A raiz indogermana “fri”, da qual derivam as formas “livre”, “paz” e “amigo”, significa “amar” (lieben). Portanto, “livre” significa [etimologicamente] “pertencente aos amigos e aos amantes”. Sentir-se livre (e igual) implicaria uma relação de amor e amizade. É o vínculo, e não a ausência dele, o que nos faz livres. A liberdade é a mais relacional das palavras. A liberdade não é possível sem o outro.
“Idiota” é quem considera que pode ser livre sem os outros, ou à custa deles. Essa é sua fantasia moral. Ser livre não significa ausência de compromisso ou independência. A falta de laços e de apoios não nos torna livres: são os vínculos e a integração que nos mantêm apartados do medo e da inquietude; são as relações sinceras, e não o consumo de pessoas, que nos salvam da idiotia. Longe do que se poderia pensar, o aumento da capacidade econômica proveniente do trabalho, não amplia nosso quadro de decisão sociopolítica, mas o dispersa, provocando entorpecimento. É ingênuo achar que, num mundo interconectado, se pode viver, de uma maneira ou de outra, à margem da comunidade.
É o medo aos outros ― introduzido desde a infância e presente em todas as nossas etapas de desenvolvimento como uma constante ― a chave do êxito da moral neoliberal. Quando alguém trabalha dez horas por dia, permanece dez horas só. Restam-lhe catorze horas para dividir entre seus interesses privados e o sono. A vida política se vê reduzida ao mínimo ou simplesmente suprimida. Os “interesses privados”, que paradoxalmente também são alheios ao trabalhador, já que são próprios do senhor, do amo, impedem o desenvolvimento da vida em comum. A moral neoliberal do trabalho e do dinheiro triunfou também no âmbito político: o indivíduo só e desiludido do mundo crê que, na sua solidão, nada pode mudar e que ninguém pode lhe prejudicar.

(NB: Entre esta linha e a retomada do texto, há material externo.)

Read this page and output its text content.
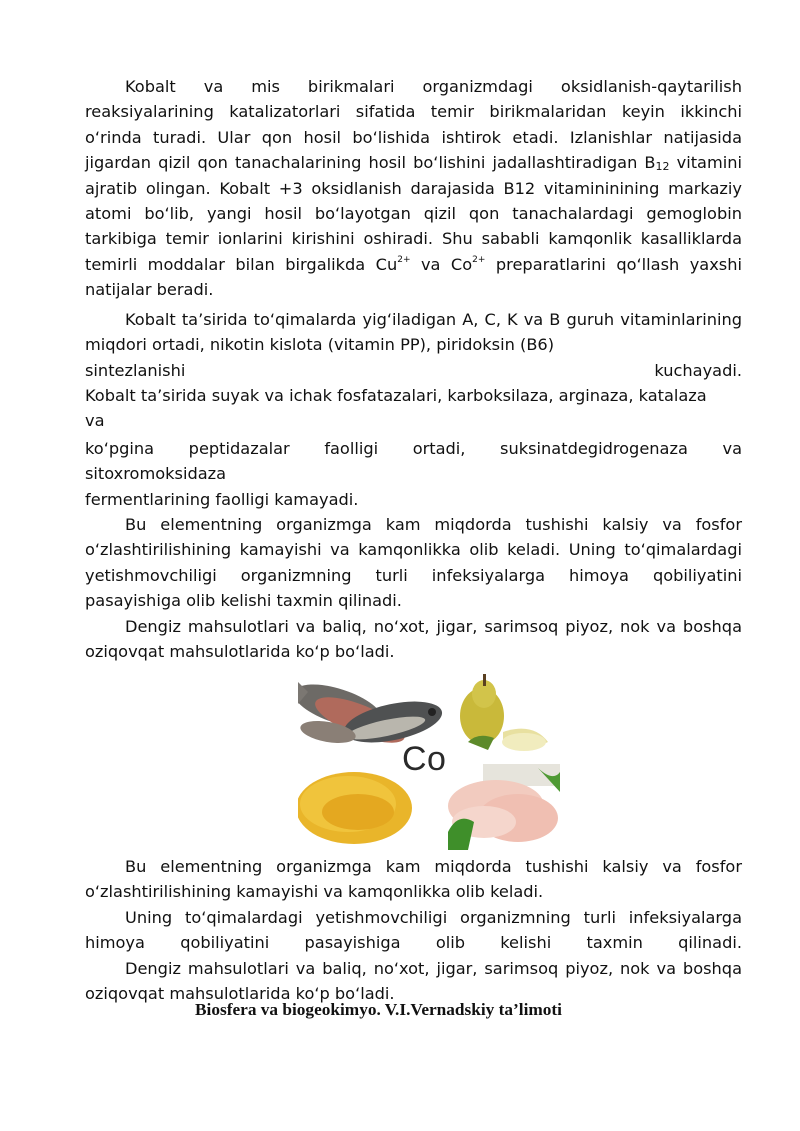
Kobalt va mis birikmalari organizmdagi oksidlanish-qaytarilish reaksiyalarining katalizatorlari sifatida temir birikmalaridan keyin ikkinchi o‘rinda turadi. Ular qon hosil bo‘lishida ishtirok etadi. Izlanishlar natijasida jigardan qizil qon tanachalarining hosil bo‘lishini jadallashtiradigan $B_{12}$ vitamini ajratib olingan. Kobalt +3 oksidlanish darajasida B12 vitamininining markaziy atomi bo‘lib, yangi hosil bo‘layotgan qizil qon tanachalardagi gemoglobin tarkibiga temir ionlarini kirishini oshiradi. Shu sababli kamqonlik kasalliklarda temirli moddalar bilan birgalikda $Cu^{2+}$ va $Co^{2+}$ preparatlarini qo‘llash yaxshi natijalar beradi.

Kobalt ta’sirida to‘qimalarda yig‘iladigan A, C, K va B guruh vitaminlarining miqdori ortadi, nikotin kislota (vitamin PP), piridoksin (B6)

sintezlanishi	kuchayadi.
Kobalt ta’sirida suyak va ichak fosfatazalari, karboksilaza, arginaza, katalaza
va
ko‘pgina peptidazalar faolligi ortadi, suksinatdegidrogenaza va
sitoxromoksidaza
fermentlarining faolligi kamayadi.

Bu elementning organizmga kam miqdorda tushishi kalsiy va fosfor o‘zlashtirilishining kamayishi va kamqonlikka olib keladi. Uning to‘qimalardagi yetishmovchiligi organizmning turli infeksiyalarga himoya qobiliyatini pasayishiga olib kelishi taxmin qilinadi.

Dengiz mahsulotlari va baliq, no‘xot, jigar, sarimsoq piyoz, nok va boshqa oziqovqat mahsulotlarida ko‘p bo‘ladi.

Co

Bu elementning organizmga kam miqdorda tushishi kalsiy va fosfor o‘zlashtirilishining kamayishi va kamqonlikka olib keladi.

Uning to‘qimalardagi yetishmovchiligi organizmning turli infeksiyalarga himoya qobiliyatini pasayishiga olib kelishi taxmin qilinadi.

Dengiz mahsulotlari va baliq, no‘xot, jigar, sarimsoq piyoz, nok va boshqa oziqovqat mahsulotlarida ko‘p bo‘ladi.

Biosfera va biogeokimyo. V.I.Vernadskiy ta’limoti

O idiota é o modelo da cidadania que assim se vislumbra: um entrevado moral que flerta com o fantasma da liberdade e que se vê respaldado por uma política que bane o conceito de comunidade e o substitui pelos de segurança e competitividade. Assim, onde, por natureza, deveria haver vínculos, existe o medo. O idiota é não mais que o rastro do amor ausente.